I wouldn't mind it if the occasional story said "Puzzling fall in CAD". The story could then explain some broad outlines about what sort of link we might expect between US employment news and the exchange rate.

I'd guess there are four competing scenario fund managers are chewing on: Global recovery. USA recovery. Rest of world recovery minus USA. Global turmoil. #4 appears to be strong USD (flight to quality). #1 exodus from USD. #2 and #3 exchange rate volatility. I doubt anyone liked exchange rates whipping all over the place recently so maybe there is a conspiracy to maintain a trading range for now. I don't really understand USD as a safe haven (maybe because USD has been historically just like gold so is a habit now?) so take analysis with grain of salt.

I have to agree that there's some poor reporting involved with both (or at least one of) those stories, but on the other hand, there is a kernel of truth to both arguments.

The first story is fine and is just repeating the "flight to quality" argument (as Phillip pointed out). And this dynamic does appear to be a major player in Forex, with bad days in the stock market driving the US Dollar up (or maybe it's the other way around (or maybe it's something else driving both of them, like risk aversion))
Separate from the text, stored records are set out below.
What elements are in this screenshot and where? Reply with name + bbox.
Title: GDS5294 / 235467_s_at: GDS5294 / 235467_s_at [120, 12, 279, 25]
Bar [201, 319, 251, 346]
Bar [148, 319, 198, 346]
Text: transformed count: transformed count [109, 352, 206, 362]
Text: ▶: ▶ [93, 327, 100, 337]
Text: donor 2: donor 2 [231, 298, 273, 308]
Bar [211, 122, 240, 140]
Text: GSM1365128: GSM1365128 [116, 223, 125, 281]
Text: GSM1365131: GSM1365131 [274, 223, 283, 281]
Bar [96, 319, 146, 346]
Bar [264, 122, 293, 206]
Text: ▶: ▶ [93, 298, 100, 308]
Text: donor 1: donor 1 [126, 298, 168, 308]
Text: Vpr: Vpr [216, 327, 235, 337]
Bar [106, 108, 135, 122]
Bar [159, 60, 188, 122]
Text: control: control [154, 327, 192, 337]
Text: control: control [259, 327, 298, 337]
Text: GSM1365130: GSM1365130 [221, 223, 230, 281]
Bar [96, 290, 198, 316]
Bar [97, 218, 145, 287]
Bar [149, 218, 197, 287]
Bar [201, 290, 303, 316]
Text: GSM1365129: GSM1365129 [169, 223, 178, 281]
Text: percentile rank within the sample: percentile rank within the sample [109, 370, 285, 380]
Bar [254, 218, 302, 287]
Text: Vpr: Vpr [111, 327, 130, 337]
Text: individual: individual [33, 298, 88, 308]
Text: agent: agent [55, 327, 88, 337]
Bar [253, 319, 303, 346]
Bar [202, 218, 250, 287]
The second story has the bad reporting. The "flight to quality" does work in reverse, and recovery in the US and world will lead to money leaving the USD. So then why did the good jobs number drive up the USD? It's not because the US became a more favourable place to park one's money, as the second article suggests. No, it was because the bond market reacted to the jobs numbers with the expectation of upcoming inflation and Treasury yields jumped. And with higher Treasury yields, the USD rose.

Good suggestion Stephen.

In other news, reporters attempt to derive meaning from intra-day market movements, and fail miserably. As usual.